Gli interni: il corpo più alto ospita l’ingresso con area living e dining, la cucina e uno studio, mentre al piano superiore la scala in metallo verniciato bianco e legno di rovere permette di accedere alla zona notte, articolata con tre camere da letto, quattro bagni e un’ampia cabina armadio a servizio delle varie stanze. Nell’altro volume, invece, trovano spazio le autorimesse, una camera per gli ospiti con bagno, un monolocale dedicato al personale di servizio e un grande open space che può accogliere di volta in volta diverse funzioni a seconda delle necessità della famiglia. L’interior è reso omogeneo dalle finiture, scelte in colori chiari per accrescere la luminosità degli ambienti: la pavimentazione è in grandi lastre di Lapitec nella nuance Bianco Crema, finitura Vesuvio, mentre travature in legno e boiserie, sempre in essenza, definiscono rispettivamente il soffitto ed alcune le pareti della casa.
I volumi si presentano con geometrie rigorose, scanditi da un preciso rapporto di pieni e vuoti: al piano terra gli ambienti sono maggiormente aperti e fluidi, con ampie vetrate che agevolano una relazione diretta con il grande giardino.
I materiali: è stata fatta una scelta molto precisa da parte del progettista, “basata sull’utilizzo praticamente esclusivo di un materiale a me molto caro, quale è Lapitec, in tutte le sue declinazioni: facciata, tetto, pavimentazioni esterne, rivestimenti degli ambienti bagno, piano della cucina e di alcuni degli arredi” ha commentato Francesco Pascali.
Per quanto riguarda gli esterni sono proprio le grandi lastre in pietra sintetizzata Lapitec (circa 1,5 x 3 metri di dimensione) a stabilire il ritmo dei pieni e dei vuoti sulle facciate ventilate: sono state calibrate al centimetro a guisa di un rivestimento dalle caratteristiche sartoriali, nella nuance Bianco crema con tre tipi di differenti finiture.

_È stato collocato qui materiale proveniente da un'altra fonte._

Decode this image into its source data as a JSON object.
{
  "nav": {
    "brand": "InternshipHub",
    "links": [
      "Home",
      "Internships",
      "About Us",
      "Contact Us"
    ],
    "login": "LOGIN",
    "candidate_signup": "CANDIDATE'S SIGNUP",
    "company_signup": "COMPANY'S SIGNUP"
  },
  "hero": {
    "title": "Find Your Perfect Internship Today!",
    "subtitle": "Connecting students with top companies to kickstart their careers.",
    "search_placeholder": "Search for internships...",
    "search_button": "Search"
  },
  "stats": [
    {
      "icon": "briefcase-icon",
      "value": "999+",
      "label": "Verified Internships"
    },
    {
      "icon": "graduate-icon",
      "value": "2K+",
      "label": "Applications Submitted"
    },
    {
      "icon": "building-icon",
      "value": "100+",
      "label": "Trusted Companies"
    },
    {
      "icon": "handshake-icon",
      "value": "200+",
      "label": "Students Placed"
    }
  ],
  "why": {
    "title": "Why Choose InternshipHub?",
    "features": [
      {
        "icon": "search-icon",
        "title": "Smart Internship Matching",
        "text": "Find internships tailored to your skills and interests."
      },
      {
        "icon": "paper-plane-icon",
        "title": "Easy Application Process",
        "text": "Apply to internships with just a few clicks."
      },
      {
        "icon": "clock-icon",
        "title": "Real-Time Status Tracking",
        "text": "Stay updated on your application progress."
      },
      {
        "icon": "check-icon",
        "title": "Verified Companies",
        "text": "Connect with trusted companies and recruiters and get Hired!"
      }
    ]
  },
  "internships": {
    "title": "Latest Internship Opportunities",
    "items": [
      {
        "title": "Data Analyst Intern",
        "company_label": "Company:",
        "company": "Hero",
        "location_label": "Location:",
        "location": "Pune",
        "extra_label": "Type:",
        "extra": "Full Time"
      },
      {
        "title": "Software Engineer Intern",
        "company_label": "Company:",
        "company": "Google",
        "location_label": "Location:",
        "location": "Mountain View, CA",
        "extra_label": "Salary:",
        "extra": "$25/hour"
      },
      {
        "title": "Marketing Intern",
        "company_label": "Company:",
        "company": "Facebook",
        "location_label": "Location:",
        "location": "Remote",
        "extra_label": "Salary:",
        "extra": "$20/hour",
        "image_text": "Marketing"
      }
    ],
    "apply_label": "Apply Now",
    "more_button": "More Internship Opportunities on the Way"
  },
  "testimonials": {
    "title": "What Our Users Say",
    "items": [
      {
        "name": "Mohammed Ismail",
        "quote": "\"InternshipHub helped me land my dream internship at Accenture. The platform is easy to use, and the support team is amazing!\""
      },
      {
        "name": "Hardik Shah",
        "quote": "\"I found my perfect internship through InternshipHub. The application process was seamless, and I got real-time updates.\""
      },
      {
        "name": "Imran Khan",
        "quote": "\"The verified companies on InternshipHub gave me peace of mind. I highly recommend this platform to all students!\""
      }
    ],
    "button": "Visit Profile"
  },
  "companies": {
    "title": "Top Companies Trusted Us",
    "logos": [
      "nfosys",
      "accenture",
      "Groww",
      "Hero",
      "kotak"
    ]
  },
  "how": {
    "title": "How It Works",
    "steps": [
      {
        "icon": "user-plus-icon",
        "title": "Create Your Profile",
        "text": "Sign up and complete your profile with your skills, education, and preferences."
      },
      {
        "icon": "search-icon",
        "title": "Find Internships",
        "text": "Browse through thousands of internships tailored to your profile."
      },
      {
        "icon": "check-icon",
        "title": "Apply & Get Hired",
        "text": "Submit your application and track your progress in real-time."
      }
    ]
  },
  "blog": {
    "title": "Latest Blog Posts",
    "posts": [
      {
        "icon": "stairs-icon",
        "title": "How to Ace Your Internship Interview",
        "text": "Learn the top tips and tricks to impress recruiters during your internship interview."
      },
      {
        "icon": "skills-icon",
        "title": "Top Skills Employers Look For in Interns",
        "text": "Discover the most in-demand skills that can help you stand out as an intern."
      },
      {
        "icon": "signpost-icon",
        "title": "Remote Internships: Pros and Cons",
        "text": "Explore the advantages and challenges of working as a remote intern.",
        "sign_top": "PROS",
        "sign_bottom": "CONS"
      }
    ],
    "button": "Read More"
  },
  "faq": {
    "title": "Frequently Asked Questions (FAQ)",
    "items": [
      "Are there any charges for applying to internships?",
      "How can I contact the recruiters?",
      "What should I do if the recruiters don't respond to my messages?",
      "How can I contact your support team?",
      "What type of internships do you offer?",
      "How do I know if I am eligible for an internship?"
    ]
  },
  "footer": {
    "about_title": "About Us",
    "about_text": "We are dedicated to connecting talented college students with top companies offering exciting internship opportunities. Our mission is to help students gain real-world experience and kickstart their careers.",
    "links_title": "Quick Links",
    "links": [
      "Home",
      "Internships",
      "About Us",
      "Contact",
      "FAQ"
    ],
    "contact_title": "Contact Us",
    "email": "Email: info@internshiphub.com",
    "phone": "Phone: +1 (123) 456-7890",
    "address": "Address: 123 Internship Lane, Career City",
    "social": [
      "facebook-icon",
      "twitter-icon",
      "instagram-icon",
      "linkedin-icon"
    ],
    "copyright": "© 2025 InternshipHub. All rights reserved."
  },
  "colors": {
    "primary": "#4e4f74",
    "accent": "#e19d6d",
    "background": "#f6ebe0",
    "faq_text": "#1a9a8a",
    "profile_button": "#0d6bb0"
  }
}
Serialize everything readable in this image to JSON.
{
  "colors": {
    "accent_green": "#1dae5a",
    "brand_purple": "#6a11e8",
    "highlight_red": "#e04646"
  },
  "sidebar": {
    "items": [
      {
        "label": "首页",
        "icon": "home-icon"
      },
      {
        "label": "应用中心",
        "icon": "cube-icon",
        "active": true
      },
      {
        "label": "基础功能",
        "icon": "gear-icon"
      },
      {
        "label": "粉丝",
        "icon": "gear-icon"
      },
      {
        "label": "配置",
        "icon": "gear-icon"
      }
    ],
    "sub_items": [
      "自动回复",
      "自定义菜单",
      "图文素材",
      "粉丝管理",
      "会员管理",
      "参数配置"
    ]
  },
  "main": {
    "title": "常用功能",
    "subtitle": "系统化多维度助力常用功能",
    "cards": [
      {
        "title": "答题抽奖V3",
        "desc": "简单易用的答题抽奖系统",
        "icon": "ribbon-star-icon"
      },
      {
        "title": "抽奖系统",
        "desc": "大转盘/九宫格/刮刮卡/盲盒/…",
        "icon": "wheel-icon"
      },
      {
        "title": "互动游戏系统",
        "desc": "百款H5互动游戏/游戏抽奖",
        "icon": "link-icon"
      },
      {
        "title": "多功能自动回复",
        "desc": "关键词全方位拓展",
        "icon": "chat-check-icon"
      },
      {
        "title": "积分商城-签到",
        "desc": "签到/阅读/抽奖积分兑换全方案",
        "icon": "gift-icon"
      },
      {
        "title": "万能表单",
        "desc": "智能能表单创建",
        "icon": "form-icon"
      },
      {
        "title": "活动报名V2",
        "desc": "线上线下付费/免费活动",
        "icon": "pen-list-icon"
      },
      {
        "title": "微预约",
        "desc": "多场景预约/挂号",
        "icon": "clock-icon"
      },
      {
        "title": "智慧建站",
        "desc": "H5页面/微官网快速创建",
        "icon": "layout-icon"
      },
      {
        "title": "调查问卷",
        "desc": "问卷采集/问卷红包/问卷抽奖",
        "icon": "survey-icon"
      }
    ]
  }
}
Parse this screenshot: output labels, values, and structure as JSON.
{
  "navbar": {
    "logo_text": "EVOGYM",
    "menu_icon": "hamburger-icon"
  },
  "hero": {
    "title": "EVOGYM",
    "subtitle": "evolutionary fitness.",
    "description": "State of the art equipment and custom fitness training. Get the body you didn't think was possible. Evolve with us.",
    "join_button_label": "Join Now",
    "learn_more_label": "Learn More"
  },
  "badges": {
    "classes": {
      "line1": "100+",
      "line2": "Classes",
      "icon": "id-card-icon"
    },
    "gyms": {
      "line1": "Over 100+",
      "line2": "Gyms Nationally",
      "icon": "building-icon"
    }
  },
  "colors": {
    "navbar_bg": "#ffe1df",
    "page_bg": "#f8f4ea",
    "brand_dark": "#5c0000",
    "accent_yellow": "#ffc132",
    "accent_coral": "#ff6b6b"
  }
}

Si è optato, per una scelta estetica, di ridurre al minimo le giunture per favorire un’immagine fortemente monolitica dell’architettura.
Anche la copertura, ventilata, è stata rivestita con lastre di Lapitec in Terra Ebano ed interrotta solo dalle aperture dei lucernari e dalla superficie dedicata alle celle fotovoltaiche.
Si può pertanto dire che l’attenzione alla composizione architettonica, all’equilibrio dei volumi ed ai loro rapporti proporzionali ispirati all’illustre presenza monumentale, non abbia posto in secondo piano il felice traguardo di rendere la nuova villa anche un’abitazione con caratteristiche di sostenibilità
Spetta all’intelligenza dell’architetto, […] trovare per ogni circostanza la soluzione più adatta, in continuità con il passato e per rispondere alle esigenze del presente.